We still have some of the vodka left when I decide I had enough.  Alcohol does not agree with me and I vomit violently on my way home. It makes me feel a bit better and I do get home. My parents are watching TV behind closed doors and my sister is reading in bed.  I go to my room and decide to put in motion the plan I hatched just weeks ago - killing myself.

In a country as inebriated as Poland in the 1970s deaths from alcohol poisoning are not uncommon. Newspapers and television give grim reports of people dying after ingesting methanol - usually moonshine that is not properly distilled - or simply drinking too much ethanol (the "good" stuff). The latter reports often include the blood level of alcohol of the deceased. From that I learn that the percentages are rather tiny - less then half a percent is likely to cause death. I am obviously unable to drink enough alcohol to achieve lethal level, but what if I were to put alcohol directly into my blood? Much smaller amounts would be required. I want to die but I'm scared of pain, so this seems like an easy, almost pleasant way to go.

I calculate the amount of alcohol to be added to the bloodstream of an average person, and it turns out that one medium syringe would be enough. I fill a syringe I stole from my stepmother (a nurse) with the leftover vodka, and give myself an injection in the vein of my forearm. (I will later be complimented by a nurse in the ER for having found the vein on my first try, without any prior experience whatsoever.) The vodka burns my vein like hell, so I manage to squeeze in only half of the planned amount, but I figure I probably overestimated, so I lie down and prepare to die.

It occurs to me that, having written no suicide note,  I should at least let my sister know what's about to happen. I stagger into her room and drunkenly explain the situation, showing her the half-filled syringe.  I just want her to know, is all. She, of course, freaks out and tells my parents.  Ambulance is called and I'm taken to the ER, drifting in and out of consciousness. My life is not in any danger - I am just very, very drunk.

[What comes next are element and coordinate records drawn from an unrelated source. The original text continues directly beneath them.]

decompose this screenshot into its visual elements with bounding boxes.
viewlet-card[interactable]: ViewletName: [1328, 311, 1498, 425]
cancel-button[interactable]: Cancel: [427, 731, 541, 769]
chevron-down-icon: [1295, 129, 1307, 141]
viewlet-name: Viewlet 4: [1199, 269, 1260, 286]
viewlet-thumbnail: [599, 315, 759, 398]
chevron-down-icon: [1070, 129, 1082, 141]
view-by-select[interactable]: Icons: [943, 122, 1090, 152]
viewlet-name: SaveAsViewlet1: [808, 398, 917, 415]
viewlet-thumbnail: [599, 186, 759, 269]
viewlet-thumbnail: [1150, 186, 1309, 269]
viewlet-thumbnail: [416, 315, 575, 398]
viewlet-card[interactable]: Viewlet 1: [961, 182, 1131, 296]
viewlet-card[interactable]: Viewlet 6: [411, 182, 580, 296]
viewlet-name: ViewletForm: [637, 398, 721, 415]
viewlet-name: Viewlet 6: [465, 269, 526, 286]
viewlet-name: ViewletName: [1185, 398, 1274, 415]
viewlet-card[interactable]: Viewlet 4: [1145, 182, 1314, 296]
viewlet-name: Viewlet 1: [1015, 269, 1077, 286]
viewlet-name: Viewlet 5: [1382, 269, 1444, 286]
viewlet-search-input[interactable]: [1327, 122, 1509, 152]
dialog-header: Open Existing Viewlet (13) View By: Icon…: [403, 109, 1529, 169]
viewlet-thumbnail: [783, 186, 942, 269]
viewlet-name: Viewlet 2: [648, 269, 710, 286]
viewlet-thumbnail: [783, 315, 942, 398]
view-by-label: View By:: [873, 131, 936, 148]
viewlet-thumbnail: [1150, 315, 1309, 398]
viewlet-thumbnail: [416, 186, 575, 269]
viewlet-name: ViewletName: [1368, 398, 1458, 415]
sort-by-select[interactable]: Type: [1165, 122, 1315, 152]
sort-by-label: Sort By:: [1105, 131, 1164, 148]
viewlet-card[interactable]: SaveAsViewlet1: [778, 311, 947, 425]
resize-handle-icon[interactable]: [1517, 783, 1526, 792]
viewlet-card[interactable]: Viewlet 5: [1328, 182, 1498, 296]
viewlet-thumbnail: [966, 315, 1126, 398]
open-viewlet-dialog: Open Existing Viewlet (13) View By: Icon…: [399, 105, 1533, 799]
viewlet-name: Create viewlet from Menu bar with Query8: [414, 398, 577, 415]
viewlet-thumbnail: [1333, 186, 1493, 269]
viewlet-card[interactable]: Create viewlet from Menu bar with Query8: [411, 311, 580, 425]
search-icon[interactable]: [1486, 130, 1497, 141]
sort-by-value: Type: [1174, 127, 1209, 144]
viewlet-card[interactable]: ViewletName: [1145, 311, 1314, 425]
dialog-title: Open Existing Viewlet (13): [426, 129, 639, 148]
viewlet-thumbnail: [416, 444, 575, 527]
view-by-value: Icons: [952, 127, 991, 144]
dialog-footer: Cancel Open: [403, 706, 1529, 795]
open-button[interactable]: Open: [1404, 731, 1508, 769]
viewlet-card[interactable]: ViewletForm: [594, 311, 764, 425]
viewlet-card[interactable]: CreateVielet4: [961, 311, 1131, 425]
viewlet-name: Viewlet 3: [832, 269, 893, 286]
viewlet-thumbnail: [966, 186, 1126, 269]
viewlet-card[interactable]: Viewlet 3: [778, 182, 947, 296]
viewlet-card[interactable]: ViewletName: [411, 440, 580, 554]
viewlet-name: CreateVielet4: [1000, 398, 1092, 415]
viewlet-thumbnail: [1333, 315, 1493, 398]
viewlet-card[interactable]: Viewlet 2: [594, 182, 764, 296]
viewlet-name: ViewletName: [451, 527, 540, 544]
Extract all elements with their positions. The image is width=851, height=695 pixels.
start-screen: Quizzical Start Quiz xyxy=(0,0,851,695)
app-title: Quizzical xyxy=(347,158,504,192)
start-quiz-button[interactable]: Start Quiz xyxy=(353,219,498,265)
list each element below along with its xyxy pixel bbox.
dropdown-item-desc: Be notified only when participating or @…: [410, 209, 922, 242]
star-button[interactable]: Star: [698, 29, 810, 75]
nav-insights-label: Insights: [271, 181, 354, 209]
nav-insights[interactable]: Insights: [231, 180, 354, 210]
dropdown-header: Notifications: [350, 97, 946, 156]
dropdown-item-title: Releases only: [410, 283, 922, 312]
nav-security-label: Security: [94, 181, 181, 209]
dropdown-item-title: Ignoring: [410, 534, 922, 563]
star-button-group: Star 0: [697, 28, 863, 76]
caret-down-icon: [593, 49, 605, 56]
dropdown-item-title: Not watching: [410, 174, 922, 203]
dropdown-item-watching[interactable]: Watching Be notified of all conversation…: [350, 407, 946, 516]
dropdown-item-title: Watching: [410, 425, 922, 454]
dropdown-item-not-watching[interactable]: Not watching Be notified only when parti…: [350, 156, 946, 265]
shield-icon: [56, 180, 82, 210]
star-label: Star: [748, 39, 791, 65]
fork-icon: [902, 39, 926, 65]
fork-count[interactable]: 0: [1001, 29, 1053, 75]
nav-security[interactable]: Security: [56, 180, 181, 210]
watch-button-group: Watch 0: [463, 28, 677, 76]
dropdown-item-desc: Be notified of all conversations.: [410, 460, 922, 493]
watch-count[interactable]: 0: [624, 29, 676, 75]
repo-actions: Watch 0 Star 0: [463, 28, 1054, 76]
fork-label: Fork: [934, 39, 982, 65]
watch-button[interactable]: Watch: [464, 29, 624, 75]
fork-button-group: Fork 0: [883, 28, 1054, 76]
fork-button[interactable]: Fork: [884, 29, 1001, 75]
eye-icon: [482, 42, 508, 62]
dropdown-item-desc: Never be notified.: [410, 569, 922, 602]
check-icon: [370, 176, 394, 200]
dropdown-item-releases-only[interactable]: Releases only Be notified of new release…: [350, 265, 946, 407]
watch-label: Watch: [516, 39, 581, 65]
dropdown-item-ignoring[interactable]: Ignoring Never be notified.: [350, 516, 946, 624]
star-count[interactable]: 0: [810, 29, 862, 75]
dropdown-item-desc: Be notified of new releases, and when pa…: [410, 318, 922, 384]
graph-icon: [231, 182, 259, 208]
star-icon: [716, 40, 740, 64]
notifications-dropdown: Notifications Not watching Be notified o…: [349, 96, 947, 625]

The ER nurse has me drink cup after cup of warm tap water, until I vomit. She administers that treatment three or four times until I puke back only the clear water - nothing else left in my stomach. (I will use that technique of "stomach flushing" in later years for food and alcohol poisoning. It's simple and effective.) I am given an appointment with a psychologist and sent home with my parents. I am not disappointed to still be alive, but I am a bit angry at myself for causing such a turmoil for what turned out to be a silly, drunken gesture.  I resolve to never do that again; either I will make sure that I die at the end, or not try at all - it's just too embarrassing.  Also, killing oneself is much harder than it appears in books an movies.